Light textured sandy soils are ubiquitous throughout the tropics and constitute an important soil resource on which millions are dependent upon for their livelihoods. Spanning a range of rainfall regimes from the arid to the humid tropics, they present unique sustainability and environmental challenges to resource managers. Over the course of the symposium papers were presented on topics that focused on the physical, chemical and biological attributes of these soils as well as the important social and economic consequences of utilizing this resource.
Sandy soils are characterised by the predominance of rigid coarse particles that are inevitably associated with small amounts of clay minerals. These physical attributes contribute to the significant spatial and temporal variability that offers opportunities for greater use of spatial statistics in managing this variability. The inability of these soils to buffer changes in physical, chemical and biological predisposes them to accelerated rates of degradation.

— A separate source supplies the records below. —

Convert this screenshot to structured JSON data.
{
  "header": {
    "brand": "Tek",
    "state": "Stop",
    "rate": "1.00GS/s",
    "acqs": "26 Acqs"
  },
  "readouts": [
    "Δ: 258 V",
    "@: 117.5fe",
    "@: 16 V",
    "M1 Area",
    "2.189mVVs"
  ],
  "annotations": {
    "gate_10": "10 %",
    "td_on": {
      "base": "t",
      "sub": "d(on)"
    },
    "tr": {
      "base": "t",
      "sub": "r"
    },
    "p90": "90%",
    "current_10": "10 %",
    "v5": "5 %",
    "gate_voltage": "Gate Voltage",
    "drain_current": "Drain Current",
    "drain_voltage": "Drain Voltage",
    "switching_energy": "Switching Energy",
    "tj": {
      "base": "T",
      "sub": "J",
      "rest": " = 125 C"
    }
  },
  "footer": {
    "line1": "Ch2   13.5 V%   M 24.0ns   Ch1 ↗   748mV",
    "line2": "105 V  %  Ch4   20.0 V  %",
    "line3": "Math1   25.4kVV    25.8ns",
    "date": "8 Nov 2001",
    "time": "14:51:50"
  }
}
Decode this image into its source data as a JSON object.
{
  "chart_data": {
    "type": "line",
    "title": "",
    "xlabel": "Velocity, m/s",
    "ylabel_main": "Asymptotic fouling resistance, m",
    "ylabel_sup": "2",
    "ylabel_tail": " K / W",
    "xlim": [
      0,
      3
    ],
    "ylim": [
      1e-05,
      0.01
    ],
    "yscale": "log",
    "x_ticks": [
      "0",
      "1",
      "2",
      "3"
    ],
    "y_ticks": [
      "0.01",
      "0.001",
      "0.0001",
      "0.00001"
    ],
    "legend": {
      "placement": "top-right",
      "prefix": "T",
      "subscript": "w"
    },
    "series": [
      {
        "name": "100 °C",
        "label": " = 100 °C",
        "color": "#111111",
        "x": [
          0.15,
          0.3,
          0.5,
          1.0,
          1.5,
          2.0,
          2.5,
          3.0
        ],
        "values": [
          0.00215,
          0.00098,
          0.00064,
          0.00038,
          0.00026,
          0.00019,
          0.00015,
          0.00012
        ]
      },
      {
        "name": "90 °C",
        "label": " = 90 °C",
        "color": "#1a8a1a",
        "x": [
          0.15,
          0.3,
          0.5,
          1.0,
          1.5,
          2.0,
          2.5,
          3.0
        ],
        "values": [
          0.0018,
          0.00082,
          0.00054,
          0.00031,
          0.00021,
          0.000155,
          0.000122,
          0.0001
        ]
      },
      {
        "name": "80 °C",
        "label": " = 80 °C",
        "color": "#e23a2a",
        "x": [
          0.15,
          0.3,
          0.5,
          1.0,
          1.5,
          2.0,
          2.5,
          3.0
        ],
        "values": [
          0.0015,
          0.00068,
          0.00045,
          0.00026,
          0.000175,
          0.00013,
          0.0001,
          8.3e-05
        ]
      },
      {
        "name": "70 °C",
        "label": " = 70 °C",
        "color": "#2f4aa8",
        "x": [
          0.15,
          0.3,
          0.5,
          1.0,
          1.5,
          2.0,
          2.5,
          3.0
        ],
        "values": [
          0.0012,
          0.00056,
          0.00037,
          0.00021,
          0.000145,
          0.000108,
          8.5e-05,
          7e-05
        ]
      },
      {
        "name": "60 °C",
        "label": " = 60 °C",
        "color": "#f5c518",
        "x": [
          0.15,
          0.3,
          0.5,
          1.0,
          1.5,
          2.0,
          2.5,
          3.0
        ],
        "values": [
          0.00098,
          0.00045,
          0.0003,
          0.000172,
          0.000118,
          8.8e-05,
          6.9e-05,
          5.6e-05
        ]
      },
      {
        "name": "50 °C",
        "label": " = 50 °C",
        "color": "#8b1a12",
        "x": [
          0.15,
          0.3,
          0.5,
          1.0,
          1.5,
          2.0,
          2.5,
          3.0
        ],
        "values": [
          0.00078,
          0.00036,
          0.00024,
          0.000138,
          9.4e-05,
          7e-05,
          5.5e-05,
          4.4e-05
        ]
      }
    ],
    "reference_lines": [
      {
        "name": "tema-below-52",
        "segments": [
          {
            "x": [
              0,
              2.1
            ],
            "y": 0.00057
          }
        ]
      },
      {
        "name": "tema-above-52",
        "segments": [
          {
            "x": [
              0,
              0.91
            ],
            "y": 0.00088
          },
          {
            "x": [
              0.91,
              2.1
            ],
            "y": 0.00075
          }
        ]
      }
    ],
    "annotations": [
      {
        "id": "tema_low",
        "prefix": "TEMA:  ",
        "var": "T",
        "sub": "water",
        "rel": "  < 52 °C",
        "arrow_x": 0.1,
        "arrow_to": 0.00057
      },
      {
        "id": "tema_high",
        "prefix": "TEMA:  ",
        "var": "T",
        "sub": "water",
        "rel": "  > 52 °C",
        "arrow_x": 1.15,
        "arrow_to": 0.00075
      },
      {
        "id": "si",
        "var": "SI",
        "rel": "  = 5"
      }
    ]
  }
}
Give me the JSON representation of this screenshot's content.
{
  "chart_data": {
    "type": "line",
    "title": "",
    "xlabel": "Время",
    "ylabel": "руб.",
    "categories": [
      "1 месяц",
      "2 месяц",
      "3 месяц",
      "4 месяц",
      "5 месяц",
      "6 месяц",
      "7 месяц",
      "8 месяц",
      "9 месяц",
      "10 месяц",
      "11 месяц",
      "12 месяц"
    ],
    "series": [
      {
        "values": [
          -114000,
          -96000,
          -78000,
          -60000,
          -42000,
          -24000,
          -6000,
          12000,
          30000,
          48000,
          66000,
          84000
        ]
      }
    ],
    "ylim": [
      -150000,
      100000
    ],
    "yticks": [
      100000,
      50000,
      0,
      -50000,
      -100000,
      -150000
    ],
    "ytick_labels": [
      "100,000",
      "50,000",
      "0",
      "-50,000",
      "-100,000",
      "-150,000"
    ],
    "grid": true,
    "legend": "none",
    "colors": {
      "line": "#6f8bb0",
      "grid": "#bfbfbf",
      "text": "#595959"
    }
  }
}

A common thread in all of the presentations highlight large differences in soil behaviour associated with minor changes in intrinsic soil properties that cannot be entirely attributed to natural heterogeneity. This may in part be due to the precision and quality of analytical tools used to quantify clay and organic matter quantity and quality, bulk density, pore size distribution or continuity, and sand size distribution. Improved sandy soils characterization would lead to a better understanding of processes of soil change, a better classification of relevant factors into a hierarchical system and finally, to more precise management recommendation that would enhance the sustainable utilization of these soil.
Physical, chemical and biological characteristics of sandy soils often act as a severe limitation in crop production. Their sandy nature; low organic carbon content; high hydraulic conductivity rates; low nutrient and water supply capacity; limited buffering capacity; and inadequate biological diversity invariable necessitate high levels of external inputs. This has potential environmental implications under high rainfall or irrigated agriculture, elevated costs of production and very low levels of efficiency. By manipulating the constituent components of the soil through the addition and conservation of organic matter or through the physical application of organic waste and clay materials, the potential productivity of these soils can be realized. There are thus significant opportunities in developing innovative management strategies that enhance the productivity of these systems under the diverse range of climatic conditions in which these soils occur.
Any innovation must integrate not only the limited potential of the tropical sandy soils but also the socio-economic situation of the farmers. Within the tropics, these soils are predominantly occupied by resource poor and often marginalized communities that have limited capacity to address the aforementioned biophysical challenges. There is an urgent need for the disciplines of soil science, agronomy and the social sciences to come together to address these challenges in a holistic manner that effectively result in uplifting the livelihoods of the poorest. This is by no means a trivial task, but one that takes innovation and commitment by governments and leaders.